Posted by Benjamin Kim <bb...@gmail.com>.

So, basically go back to using relational database techniques. Got it. But, how was the performance?

Cheers,
Ben

> On May 12, 2016, at 2:43 PM, Chris George <Ch...@rms.com> wrote:
> 
> I’ve used kudu with an EAV model for sparse data and that worked extremely well for us with billions of rows and the correct partitioning.
> -Chris
> 
> On 5/12/16, 3:21 PM, "Dan Burkert" <dan@cloudera.com <ma...@cloudera.com>> wrote:
> 
> Hi Ben,
> 
> Kudu doesn't support sparse datasets with many columns very well.  Kudu's data model looks much more like the relational, structured data model of a traditional SQL database than HBase's data model.  Kudu doesn't yet have a map column type (or any nested column types), but we do have BINARY typed columns if you can handle your own serialization.
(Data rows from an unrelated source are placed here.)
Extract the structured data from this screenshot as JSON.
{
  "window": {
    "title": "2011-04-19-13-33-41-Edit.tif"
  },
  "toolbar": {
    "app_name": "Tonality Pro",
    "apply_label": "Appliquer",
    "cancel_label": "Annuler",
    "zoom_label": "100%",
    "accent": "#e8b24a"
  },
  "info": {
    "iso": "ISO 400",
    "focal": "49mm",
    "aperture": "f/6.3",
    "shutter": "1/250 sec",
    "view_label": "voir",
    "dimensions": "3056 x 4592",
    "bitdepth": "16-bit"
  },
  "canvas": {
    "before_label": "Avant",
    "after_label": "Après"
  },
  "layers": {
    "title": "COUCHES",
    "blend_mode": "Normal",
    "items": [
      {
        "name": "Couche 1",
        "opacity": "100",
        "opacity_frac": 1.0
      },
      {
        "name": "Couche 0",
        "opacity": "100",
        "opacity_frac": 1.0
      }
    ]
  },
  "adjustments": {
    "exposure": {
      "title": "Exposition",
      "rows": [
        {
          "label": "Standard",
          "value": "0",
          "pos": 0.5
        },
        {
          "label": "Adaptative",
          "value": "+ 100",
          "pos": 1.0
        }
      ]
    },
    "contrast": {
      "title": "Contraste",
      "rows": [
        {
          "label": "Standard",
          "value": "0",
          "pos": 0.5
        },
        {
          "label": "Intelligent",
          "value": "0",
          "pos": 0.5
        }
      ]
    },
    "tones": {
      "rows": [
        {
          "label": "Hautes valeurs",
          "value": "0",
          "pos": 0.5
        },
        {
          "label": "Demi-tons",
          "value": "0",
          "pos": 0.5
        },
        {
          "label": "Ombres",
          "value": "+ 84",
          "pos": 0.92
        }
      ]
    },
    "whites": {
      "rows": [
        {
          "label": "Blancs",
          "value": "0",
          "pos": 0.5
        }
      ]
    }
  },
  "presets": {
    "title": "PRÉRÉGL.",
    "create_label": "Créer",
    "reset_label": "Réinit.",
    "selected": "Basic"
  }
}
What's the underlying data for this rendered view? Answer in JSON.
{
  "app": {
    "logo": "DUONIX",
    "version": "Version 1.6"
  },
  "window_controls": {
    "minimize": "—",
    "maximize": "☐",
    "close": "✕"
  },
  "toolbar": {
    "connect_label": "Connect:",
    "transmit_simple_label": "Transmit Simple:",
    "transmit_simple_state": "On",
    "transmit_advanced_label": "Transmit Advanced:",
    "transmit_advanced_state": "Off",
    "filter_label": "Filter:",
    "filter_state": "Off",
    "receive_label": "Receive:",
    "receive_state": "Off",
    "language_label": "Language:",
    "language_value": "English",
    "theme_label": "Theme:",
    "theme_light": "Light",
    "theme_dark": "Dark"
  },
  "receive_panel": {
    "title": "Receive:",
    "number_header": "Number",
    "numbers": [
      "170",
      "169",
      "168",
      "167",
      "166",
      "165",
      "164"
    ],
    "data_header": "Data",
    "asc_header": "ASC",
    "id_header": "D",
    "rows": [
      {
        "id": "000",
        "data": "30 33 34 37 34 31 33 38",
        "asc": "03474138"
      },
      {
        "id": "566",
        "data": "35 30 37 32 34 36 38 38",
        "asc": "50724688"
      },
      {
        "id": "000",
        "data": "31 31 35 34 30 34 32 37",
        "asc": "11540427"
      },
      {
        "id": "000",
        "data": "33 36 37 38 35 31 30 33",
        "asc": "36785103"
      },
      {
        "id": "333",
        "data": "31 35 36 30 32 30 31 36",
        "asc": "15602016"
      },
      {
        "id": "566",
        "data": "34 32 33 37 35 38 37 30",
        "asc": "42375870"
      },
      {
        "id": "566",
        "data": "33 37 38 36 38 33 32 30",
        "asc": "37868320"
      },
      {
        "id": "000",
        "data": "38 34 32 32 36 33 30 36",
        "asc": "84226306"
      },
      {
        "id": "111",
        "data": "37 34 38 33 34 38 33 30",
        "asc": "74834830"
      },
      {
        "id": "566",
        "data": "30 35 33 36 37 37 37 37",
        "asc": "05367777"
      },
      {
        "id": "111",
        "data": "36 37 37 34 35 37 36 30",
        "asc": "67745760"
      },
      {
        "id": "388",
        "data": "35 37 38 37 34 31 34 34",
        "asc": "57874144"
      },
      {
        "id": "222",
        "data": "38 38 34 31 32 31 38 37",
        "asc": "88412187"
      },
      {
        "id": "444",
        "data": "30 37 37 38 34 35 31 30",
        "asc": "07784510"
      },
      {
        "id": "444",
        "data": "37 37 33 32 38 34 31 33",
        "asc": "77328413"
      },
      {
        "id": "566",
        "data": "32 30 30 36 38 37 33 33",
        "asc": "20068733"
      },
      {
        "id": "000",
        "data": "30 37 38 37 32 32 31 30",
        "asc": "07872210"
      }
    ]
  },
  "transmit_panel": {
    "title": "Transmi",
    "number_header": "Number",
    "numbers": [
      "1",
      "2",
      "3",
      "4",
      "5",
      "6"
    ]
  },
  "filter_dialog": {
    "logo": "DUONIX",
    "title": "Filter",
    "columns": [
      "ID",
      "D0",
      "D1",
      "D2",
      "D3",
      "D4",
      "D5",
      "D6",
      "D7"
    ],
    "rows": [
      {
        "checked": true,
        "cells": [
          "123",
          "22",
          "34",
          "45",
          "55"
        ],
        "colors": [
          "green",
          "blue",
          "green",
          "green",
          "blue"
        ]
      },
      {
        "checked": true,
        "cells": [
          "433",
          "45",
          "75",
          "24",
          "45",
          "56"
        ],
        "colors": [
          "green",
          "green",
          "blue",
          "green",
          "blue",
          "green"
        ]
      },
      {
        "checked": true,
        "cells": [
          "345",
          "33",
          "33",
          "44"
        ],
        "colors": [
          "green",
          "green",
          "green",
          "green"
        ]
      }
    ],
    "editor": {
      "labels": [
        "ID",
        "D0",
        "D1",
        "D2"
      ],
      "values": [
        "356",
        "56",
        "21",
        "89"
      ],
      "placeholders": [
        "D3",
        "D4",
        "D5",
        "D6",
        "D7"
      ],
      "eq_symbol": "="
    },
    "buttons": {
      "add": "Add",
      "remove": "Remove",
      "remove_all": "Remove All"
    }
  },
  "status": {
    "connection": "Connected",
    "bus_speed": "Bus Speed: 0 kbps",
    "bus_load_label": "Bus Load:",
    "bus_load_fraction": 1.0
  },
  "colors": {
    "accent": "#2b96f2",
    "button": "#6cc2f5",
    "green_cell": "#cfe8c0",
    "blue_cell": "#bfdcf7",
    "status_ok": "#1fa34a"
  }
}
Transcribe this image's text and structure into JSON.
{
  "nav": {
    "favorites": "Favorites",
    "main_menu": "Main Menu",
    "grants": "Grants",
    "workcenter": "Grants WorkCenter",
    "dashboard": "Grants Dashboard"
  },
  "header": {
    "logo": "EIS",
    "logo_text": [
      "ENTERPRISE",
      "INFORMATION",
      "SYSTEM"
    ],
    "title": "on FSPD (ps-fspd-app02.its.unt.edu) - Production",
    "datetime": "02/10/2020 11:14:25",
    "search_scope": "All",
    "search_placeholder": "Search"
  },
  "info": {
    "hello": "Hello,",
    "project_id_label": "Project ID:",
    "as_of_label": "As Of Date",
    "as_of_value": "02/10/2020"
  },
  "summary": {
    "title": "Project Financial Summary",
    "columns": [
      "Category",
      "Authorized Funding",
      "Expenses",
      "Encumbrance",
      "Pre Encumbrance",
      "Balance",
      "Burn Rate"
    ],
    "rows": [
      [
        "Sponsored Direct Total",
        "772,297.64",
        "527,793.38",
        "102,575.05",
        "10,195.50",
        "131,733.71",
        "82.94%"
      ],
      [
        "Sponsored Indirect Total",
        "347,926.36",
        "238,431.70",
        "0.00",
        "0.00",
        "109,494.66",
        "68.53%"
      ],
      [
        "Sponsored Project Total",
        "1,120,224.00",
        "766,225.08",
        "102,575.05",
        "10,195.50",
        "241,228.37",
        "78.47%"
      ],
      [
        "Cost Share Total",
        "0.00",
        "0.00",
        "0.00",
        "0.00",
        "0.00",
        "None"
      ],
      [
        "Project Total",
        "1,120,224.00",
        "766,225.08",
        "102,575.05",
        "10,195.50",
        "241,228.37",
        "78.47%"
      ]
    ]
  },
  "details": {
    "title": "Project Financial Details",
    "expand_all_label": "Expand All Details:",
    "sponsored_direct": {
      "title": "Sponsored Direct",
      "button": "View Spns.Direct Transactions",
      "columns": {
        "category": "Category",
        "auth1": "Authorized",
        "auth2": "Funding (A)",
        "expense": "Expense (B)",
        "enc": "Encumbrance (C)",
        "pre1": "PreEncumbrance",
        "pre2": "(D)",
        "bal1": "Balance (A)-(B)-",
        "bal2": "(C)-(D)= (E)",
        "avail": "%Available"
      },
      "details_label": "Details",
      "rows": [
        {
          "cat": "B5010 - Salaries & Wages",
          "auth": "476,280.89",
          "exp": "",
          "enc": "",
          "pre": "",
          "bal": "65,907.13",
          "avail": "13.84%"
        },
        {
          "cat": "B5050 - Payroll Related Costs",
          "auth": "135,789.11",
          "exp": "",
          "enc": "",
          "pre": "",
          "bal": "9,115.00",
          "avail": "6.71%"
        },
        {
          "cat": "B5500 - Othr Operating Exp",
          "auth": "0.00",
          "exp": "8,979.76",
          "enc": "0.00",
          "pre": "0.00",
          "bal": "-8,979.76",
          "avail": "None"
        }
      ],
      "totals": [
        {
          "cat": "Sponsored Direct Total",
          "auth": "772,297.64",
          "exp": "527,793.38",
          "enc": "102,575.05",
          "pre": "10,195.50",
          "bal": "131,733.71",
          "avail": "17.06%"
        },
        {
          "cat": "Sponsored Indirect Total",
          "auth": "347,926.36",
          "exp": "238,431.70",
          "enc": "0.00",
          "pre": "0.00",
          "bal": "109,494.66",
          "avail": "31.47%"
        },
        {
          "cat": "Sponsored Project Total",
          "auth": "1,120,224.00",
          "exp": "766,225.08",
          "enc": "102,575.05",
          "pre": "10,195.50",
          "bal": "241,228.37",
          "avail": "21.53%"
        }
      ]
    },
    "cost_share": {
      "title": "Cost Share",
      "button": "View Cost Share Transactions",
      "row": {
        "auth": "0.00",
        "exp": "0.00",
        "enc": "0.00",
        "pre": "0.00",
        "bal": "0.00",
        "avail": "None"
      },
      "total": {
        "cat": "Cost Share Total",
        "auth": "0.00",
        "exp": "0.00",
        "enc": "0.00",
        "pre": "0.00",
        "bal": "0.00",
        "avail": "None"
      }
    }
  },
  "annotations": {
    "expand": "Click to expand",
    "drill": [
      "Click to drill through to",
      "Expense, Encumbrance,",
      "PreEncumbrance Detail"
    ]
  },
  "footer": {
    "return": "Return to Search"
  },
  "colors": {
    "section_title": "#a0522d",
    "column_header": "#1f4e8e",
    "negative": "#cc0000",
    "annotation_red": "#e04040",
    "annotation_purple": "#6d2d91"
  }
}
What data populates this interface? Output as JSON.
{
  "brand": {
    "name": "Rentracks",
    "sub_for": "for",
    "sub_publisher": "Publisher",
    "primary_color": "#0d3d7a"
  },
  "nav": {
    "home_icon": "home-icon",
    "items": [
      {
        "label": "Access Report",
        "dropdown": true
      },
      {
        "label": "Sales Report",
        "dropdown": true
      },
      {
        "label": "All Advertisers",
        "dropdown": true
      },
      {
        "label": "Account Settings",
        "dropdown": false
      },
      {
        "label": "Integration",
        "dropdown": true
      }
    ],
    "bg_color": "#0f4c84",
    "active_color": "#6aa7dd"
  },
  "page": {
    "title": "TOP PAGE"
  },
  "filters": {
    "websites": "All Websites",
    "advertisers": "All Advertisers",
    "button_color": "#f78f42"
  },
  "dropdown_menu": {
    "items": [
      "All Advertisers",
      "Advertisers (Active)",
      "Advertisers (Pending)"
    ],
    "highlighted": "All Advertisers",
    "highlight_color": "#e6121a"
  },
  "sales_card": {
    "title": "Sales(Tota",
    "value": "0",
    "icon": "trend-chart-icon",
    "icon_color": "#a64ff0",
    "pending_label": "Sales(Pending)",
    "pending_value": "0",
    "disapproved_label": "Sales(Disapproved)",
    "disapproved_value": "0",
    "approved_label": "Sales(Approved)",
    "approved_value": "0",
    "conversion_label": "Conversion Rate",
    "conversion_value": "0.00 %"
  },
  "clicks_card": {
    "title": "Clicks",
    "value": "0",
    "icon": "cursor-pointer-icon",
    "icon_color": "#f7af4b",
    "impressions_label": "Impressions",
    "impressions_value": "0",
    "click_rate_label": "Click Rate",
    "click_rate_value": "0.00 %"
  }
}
Oftentimes, however, it's better to restructure the data so that it can fit Kudu's structure better.  If you can give more information about your usage patterns (especially details queries you wish to optimize for) I can perhaps give better info.
> 
> - Dan
> 
> On Thu, May 12, 2016 at 2:08 PM, Benjamin Kim <bbuild11@gmail.com <ma...@gmail.com>> wrote:
> Can Kudu handle the use case where sparse data is involved? In many of our processes, we deal with data that can have any number of columns and many previously unknown column names depending on what attributes are brought in at the time. Currently, we use HBase to handle this. Since Kudu is based on HBase, can it do the same? Or, do we have to use a map data type column for this?
> 
> Thanks,
> Ben
> 
>

Re: Sparse Data

Posted by Chris George <Ch...@rms.com>.

I've used kudu with an EAV model for sparse data and that worked extremely well for us with billions of rows and the correct partitioning.
-Chris

On 5/12/16, 3:21 PM, "Dan Burkert" <da...@cloudera.com>> wrote:

Hi Ben,

Kudu doesn't support sparse datasets with many columns very well.  Kudu's data model looks much more like the relational, structured data model of a traditional SQL database than HBase's data model.  Kudu doesn't yet have a map column type (or any nested column types), but we do have BINARY typed columns if you can handle your own serialization. Oftentimes, however, it's better to restructure the data so that it can fit Kudu's structure better.  If you can give more information about your usage patterns (especially details queries you wish to optimize for) I can perhaps give better info.

- Dan

On Thu, May 12, 2016 at 2:08 PM, Benjamin Kim <bb...@gmail.com>> wrote:
Can Kudu handle the use case where sparse data is involved? In many of our processes, we deal with data that can have any number of columns and many previously unknown column names depending on what attributes are brought in at the time. Currently, we use HBase to handle this. Since Kudu is based on HBase, can it do the same? Or, do we have to use a map data type column for this?

Thanks,
Ben

Re: Sparse Data

Posted by Dan Burkert <da...@cloudera.com>.

Hi Ben,

Kudu doesn't support sparse datasets with many columns very well.  Kudu's
data model looks much more like the relational, structured data model of a
traditional SQL database than HBase's data model.  Kudu doesn't yet have a
map column type (or any nested column types), but we do have BINARY typed
columns if you can handle your own serialization. Oftentimes, however, it's
better to restructure the data so that it can fit Kudu's structure better.
If you can give more information about your usage patterns (especially
details queries you wish to optimize for) I can perhaps give better info.

- Dan

On Thu, May 12, 2016 at 2:08 PM, Benjamin Kim <bb...@gmail.com> wrote:

> Can Kudu handle the use case where sparse data is involved? In many of our
> processes, we deal with data that can have any number of columns and many
> previously unknown column names depending on what attributes are brought in
> at the time. Currently, we use HBase to handle this. Since Kudu is based on
> HBase, can it do the same? Or, do we have to use a map data type column for
> this?
>
> Thanks,
> Ben
>
>